21Cette scientifisation demande une nécessaire standardisation de la mesure et de l’écriture du monde. La fixation des standards de mesure n’intervient certes que dans la deuxième moitié du xixe siècle2, mais alors que les géographes s’échinent à mettre le monde en ordre, en lieux et en mots, cette interrogation apparaît déjà comme un fil conducteur de ces décennies. Dès les années 1820, l’on s’interroge en effet sur « le manque d’unité des mesures » (« die mangelnde Einheit der Maße », Schröder, 2011 : 92). Ces réflexions interviennent alors que surgit justement un engouement général pour la question de la mesure. Dans un moment de constitution de cadres scientifiques, le positivisme s’impose peu à peu comme un gage de scientificité : il faut non seulement couvrir l’ensemble du monde du regard, mais encore le mesurer dans toutes ses dimensions. Les bulletins des sociétés de géographie regorgent ainsi de discussions sur les différentes façons de relever des données barométriques, hypsométriques, thermiques, etc. Les bulletins de la Gesellschaft für Erdkunde zu Berlin se distinguent par un intérêt particulièrement vif pour ces questions : environ un tiers des articles est consacré au rapport d’entreprises de mesures et de considérations méthodologiques sur ce sujet, alors que cela reste plus sporadique pour les Français et les Anglais. Mais dans les trois pays se développe le même souci de s’accorder sur les unités de base de la mesure du monde. Cette recherche résonne avec l’instrumentation de plus en plus grande du monde, mais bute sur les réalités nationales, et surtout sur les concurrences internationales de plus en plus prégnantes. En 1833, Costaz propose par exemple à la Société de géographie de Paris un mémoire sur la façon d’exprimer de façon absolue les hauteurs géographiques et il plaide pour une uniformisation de leurs modes d’écriture, qui dépasserait les contingences culturelles et politiques :
Chaque nation, on peut même dire chaque observateur, a voulu évaluer avec ses mesures particulières. Les uns les ont énoncées en mètres, d’autres en toises, d’autres en pieds, soit français, soit anglais, soit du Rhin, soit de Russie, etc. Il en est résulté une diversité, pour ne pas dire une confusion nuisible aux progrès de cette partie intéressante de la géographie et qui les a beaucoup retardés. (BSGP, 1833, S1, T19 : 66)

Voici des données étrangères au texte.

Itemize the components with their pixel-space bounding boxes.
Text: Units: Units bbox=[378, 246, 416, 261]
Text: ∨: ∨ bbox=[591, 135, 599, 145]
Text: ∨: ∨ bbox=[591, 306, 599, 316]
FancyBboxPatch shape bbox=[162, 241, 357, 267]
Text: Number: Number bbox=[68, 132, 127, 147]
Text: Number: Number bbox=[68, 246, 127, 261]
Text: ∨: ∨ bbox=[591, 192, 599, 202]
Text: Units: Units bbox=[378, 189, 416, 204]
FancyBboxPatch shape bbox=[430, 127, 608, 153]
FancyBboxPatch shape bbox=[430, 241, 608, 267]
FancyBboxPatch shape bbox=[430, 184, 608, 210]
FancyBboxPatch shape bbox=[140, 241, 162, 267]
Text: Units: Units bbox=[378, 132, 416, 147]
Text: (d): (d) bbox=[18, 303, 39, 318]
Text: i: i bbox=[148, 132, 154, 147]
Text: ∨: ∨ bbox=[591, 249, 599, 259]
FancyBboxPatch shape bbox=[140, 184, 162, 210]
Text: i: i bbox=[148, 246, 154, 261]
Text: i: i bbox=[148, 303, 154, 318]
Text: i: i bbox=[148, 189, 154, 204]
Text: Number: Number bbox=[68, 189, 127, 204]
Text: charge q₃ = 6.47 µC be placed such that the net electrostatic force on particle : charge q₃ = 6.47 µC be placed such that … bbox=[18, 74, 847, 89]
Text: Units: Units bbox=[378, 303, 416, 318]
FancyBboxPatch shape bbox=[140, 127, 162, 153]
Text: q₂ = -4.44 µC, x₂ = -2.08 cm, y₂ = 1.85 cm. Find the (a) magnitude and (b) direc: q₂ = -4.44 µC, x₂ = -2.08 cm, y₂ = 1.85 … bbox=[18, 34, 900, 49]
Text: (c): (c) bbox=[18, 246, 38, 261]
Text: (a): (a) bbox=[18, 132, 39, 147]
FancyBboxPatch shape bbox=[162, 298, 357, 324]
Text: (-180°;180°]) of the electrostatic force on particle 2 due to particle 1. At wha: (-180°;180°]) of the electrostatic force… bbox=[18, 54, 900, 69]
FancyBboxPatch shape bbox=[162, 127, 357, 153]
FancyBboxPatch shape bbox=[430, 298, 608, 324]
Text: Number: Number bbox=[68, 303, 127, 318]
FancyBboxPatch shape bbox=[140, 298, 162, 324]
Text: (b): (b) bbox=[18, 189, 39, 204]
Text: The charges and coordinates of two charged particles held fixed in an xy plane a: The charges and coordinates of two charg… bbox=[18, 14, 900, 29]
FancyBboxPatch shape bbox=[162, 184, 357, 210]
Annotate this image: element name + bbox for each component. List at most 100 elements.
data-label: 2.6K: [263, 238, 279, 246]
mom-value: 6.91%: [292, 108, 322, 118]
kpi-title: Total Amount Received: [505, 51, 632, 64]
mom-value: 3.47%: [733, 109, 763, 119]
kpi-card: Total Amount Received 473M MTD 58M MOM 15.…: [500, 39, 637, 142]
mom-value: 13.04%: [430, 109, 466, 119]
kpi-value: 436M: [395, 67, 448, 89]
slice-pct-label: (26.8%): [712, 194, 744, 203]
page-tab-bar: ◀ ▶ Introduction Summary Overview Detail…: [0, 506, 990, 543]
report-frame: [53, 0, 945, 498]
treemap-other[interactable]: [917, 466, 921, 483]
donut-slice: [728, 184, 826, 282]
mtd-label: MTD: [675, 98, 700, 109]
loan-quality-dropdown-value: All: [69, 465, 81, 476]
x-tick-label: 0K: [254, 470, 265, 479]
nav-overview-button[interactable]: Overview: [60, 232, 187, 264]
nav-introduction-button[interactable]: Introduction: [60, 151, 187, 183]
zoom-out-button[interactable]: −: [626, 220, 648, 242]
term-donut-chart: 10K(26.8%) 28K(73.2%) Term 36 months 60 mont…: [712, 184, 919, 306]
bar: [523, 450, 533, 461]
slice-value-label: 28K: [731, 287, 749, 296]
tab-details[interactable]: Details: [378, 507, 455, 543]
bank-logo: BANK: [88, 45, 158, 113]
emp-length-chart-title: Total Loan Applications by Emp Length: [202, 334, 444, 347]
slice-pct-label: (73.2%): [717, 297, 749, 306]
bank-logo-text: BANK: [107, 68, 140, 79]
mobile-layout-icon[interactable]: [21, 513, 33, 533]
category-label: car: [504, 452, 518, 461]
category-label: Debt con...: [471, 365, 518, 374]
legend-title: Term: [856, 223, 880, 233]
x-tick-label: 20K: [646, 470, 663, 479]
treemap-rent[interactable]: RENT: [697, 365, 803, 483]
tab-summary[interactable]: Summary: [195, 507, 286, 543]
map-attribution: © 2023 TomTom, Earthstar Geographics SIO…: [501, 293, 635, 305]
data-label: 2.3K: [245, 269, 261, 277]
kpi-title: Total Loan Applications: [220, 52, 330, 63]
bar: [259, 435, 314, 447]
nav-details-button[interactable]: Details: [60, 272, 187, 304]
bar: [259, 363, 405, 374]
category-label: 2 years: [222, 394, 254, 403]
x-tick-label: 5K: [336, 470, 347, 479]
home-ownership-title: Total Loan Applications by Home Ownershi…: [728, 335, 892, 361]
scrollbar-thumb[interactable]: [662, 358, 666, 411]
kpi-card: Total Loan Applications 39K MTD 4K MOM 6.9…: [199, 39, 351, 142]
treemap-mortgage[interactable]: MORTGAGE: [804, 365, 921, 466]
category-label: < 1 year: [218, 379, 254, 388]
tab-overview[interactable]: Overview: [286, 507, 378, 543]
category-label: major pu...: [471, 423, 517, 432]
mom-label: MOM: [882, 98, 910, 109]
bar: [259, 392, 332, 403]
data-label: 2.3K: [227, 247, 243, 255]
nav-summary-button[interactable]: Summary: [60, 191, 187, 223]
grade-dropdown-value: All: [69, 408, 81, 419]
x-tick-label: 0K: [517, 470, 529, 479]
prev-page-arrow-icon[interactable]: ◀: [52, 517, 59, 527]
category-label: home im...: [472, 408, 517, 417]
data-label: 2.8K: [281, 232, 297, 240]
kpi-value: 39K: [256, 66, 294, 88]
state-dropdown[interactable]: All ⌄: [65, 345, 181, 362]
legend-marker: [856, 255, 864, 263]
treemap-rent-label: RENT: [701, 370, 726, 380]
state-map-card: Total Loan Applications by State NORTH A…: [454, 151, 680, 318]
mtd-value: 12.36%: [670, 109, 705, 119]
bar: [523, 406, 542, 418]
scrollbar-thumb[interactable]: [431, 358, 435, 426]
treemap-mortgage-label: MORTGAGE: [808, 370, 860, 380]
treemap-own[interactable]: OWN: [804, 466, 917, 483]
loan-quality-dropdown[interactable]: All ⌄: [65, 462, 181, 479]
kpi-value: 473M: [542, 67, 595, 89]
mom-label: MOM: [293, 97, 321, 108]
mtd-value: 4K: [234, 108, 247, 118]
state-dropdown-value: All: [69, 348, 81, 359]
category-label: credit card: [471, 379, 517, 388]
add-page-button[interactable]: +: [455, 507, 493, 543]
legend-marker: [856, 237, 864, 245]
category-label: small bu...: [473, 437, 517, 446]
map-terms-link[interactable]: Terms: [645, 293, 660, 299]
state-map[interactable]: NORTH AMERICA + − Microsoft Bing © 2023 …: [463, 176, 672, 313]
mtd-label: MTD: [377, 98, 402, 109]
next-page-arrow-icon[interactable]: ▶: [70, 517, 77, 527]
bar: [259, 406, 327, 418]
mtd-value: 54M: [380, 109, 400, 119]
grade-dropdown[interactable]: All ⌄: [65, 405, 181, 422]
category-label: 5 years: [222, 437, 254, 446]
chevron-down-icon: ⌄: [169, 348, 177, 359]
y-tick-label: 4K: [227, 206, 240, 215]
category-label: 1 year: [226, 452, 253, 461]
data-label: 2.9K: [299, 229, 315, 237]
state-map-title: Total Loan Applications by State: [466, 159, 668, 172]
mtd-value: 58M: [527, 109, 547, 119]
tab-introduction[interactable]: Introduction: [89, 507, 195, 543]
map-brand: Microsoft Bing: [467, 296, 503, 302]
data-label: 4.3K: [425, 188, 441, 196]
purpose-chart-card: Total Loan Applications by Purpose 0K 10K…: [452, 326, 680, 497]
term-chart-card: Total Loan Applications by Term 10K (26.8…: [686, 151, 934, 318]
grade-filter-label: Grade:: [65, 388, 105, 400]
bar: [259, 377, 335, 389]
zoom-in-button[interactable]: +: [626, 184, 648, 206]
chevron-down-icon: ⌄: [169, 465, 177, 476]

22Il propose un remède à cette difficulté, qui permettrait une utilisation universelle des mesures :
Les grands nivellemens entrepris pour les travaux publics pourraient être exprimés dans la même langue avec toute la précision possible, si on avait soin de les lier à un ou plusieurs points dont les altitudes seraient connues. Alors les nivellements faits dans toutes les parties du monde par les ingénieurs de toutes les nations, seraient immédiatement comparables. (ibid. : 73-74)
23Mais le positionnement du côté de l’universel n’est pas encore tout à fait assuré, ni assumé, comme le constate David N. Livingstone :
Dans tout ceci, la standardisation est nécessaire pour triompher par-delà le local, pour unir le monde et pour l’assembler à partir d’unités de mesure standardisées. (Livingstone, 2003 : 177)
[In all these, standardization is needed to triumph over the local, to gather the world together, and to reassemble it from standardized units of measurement.]
24Bien que cette entreprise de standardisation reste vers 1840 largement incomplète, elle soulève tout du moins des ambitions, comme celle que Jomard propose dans son Mémoire sur l’uniformité à introduire dans les notations géographiques de 1847 :
Ce n’est pas le lieu de proposer ici un remède à la confusion, un fil qui guide sûrement dans cette espèce de labyrinthe inextricable ; il appartiendra à d’autres de rechercher et d’établir une langue commune dans l’expression des distances. D’ailleurs, quelque importante que soit cette unité itinéraire, elle ne constitue qu’une faible partie de la réforme qui est devenue nécessaire ; c’est un travail d’ensemble que les géographes, et le public européen tout entier, doivent désirer et appeler de tous leurs vœux. (BSGP, 1847, S3, T7 : 253)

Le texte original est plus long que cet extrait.